Oggi, la Bibbia non raccomanda alcuna punizione di questo tipo per l’adulterio. Tuttavia, l’atto di adulterio comporta una punizione intrinseca. Il peccato sessuale è un’offesa commessa contro il proprio corpo (1 Corinzi 6:18). Il libro dei Proverbi mette in guardia dalle conseguenze dell’adulterio: perdita di onore e di forza (Proverbi 5:9-11), reputazione rovinata (Proverbi 5:14), schiavitù e morte (Proverbi 5:22-23), l'autodistruzione (Proverbi 6:32) e la vendetta di un marito geloso (Proverbi 6:34). "Può un uomo portare fuoco nel suo seno senza bruciarsi gli abiti? O può un uomo camminare su carboni accesi senza bruciarsi i piedi? Così è di chi va dalla moglie di un altro; chi la tocca non rimarrà impunito" (Proverbi 6:27-29).
I Proverbi descrivono anche il carattere dell’adultero: viene definito semplice e insensato (Proverbi 7:7) e paragonato a un animale intrappolato in una rete e poi massacrato (Proverbi 7:22-23). "Ma chi commette adulterio con una donna è privo di senno; chi fa questo distrugge la sua stessa vita" (Proverbi 6:32). Infine, l’autore dei Proverbi giunge a questa conclusione terribilmente cupa sull’adulterio: "Ne ha fatti cadere molti feriti a morte, e tutti quelli da lei uccisi erano uomini forti. La sua casa è la via dello Sceol, che scende ai penetrali della morte" (Proverbi 7:26-27).
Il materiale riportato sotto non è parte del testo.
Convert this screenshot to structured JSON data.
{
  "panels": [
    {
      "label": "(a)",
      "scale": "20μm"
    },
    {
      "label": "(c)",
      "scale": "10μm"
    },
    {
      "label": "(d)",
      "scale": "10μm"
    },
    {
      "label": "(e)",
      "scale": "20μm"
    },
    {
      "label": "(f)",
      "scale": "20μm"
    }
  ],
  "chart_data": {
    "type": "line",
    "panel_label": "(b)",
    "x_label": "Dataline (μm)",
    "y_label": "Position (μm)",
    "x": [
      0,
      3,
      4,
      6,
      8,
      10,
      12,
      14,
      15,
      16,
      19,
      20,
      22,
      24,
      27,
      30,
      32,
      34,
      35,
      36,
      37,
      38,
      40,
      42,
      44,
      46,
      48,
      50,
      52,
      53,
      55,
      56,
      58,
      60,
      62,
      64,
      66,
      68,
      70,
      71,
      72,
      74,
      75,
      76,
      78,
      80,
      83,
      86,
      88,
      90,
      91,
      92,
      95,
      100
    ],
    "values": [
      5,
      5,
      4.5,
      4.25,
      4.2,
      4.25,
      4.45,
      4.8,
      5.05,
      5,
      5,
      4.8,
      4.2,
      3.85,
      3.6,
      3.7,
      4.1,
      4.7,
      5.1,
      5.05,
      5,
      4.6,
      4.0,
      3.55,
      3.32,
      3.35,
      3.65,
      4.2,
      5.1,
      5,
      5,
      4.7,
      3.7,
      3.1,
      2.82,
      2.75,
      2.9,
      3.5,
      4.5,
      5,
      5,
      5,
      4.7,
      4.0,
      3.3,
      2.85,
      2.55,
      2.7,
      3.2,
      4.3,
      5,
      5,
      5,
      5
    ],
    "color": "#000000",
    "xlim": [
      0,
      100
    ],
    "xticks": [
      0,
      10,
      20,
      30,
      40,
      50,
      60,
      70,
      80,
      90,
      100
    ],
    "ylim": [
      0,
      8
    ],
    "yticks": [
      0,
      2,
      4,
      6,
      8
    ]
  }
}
La lettura di questi avvertimenti nei Proverbi dovrebbe essere sufficiente a incutere timore nel cuore di chiunque. Per quanto drastica possa sembrare la legge dell’Antico Testamento riguardo alla punizione per l’adulterio, le conseguenze spirituali sono ancora peggiori. Per fortuna, il peccato dell’adulterio non è escluso dalla promessa di perdono di Gesù. Basta guardare alla storia in Giovanni 8 sull’interazione di Gesù con un’adultera – colta in flagrante e trascinata davanti a Lui dai farisei – per vedere il cuore di Dio verso chi è intrappolato nella rete del peccato. I farisei sono pronti e desiderosi di infliggere una punizione spietata alla donna (ma non all’uomo), e Gesù li rimprovera ricordando loro che sono peccatori proprio come lei. Poi, quando tutti se ne sono andati, le chiede gentilmente: "Donna, dove sono quelli che ti accusavano? Nessuno ti ha condannata?" E lei risponde: "Nessuno, Signore", al che Lui risponde: "Neppure io ti condanno; va' e non peccare più" (Giovanni 8:10-11).
Gesù è pieno di grazia e di verità (Giovanni 1:14). Egli dice alla donna di smettere di commettere adulterio e la perdona. Questa è una meravigliosa illustrazione di Giovanni 3:17: "Dio infatti non ha mandato il proprio Figlio nel mondo per condannare il mondo, ma affinché il mondo sia salvato per mezzo di lui". La punizione per l’adulterio, o per qualsiasi altro peccato, viene cancellata quando accettiamo che Cristo si assuma quella punizione al posto nostro.